Bowling Exercises


Just as with any other sport, you need to train and exercise for you to improve your bowling game. Exercising will increase your strength and precision for you to be able to throw a bowling ball weighing 15 pounds down a sixty feet lane, without injuries. In addition to that, the exercises will keep you fit and help you minimize the chances of diabetes, stroke, heart disease, and hypertension among many other health issues. Certain areas and muscles in your body are used more than others when bowling. The bowling exercises described below are designed with that in mind.cardio workout


Bowling is not a cardio-intensive game, but cardio does play a significant role. It helps to stay energized and focused throughout the game and in between games during a tournament. Doing cardio regularly will also help to decrease fatigue significantly. This does not necessarily mean that you have to run several miles a day. There are many low-intensity workouts that you can do which are just as effective. Powerwalking, swimming, and rowing are great examples. Cycling, in particular, is an excellent choice as it primarily makes use of muscles in your lower half of the body and leaves the upper half of your body well rested for throwing the ball.


Stretching helps to increase your flexibility as well as to prevent injuries such as strains. For bowling, the upper legs, upper back, arms, wrists, and shoulders are the main areas of your body that you should target.
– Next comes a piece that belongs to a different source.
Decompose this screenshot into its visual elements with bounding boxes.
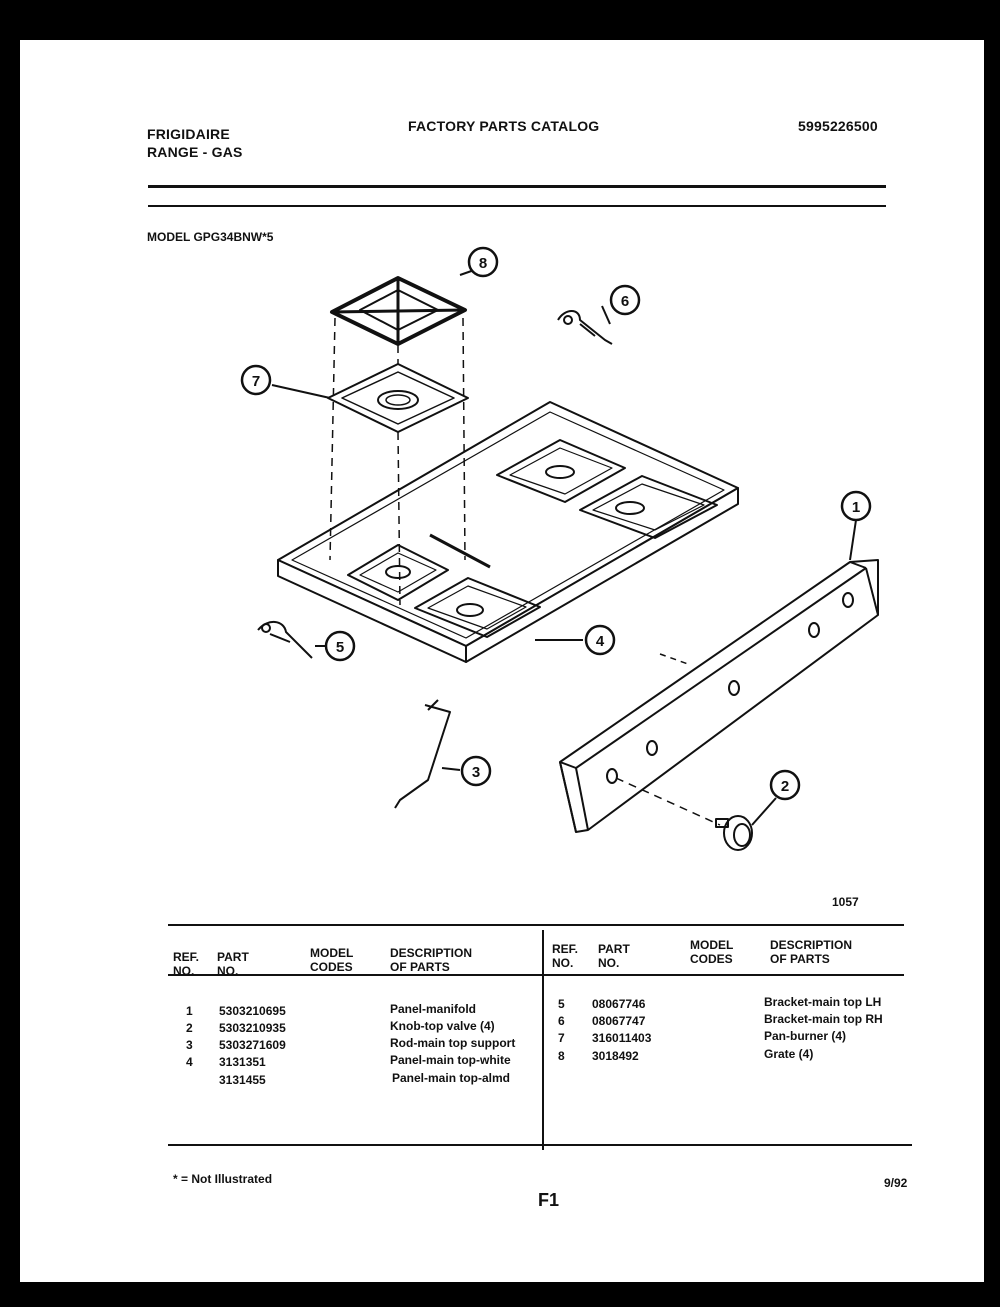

The stretching exercises that you can do for this include lunges, overhead stretches, wrist flexing and extension, and cross stretches among others. Make sure you do the stretching exercises daily before and after any other form of workout. You should also do them a couple of minutes before a bowling game.

Strength Exercisesblue kettle bell

Given the fact that bowling uses a relatively heavy ball, you need to have considerable strength. This makes it important to include the strength exercises in your regular workouts. The idea should be to tone the right muscles that will enable you to grip the ball with a lot of ease and maintain the right posture. With strength, you will also be able to throw the bowling ball with more precision. These guys carry almost every radical bowling ball on sale, and could help you get a better idea of what you need to play. Examples of the exercises that you can do for body strengthening include squats, push-ups, dumbbell curls, and sit-ups among many others.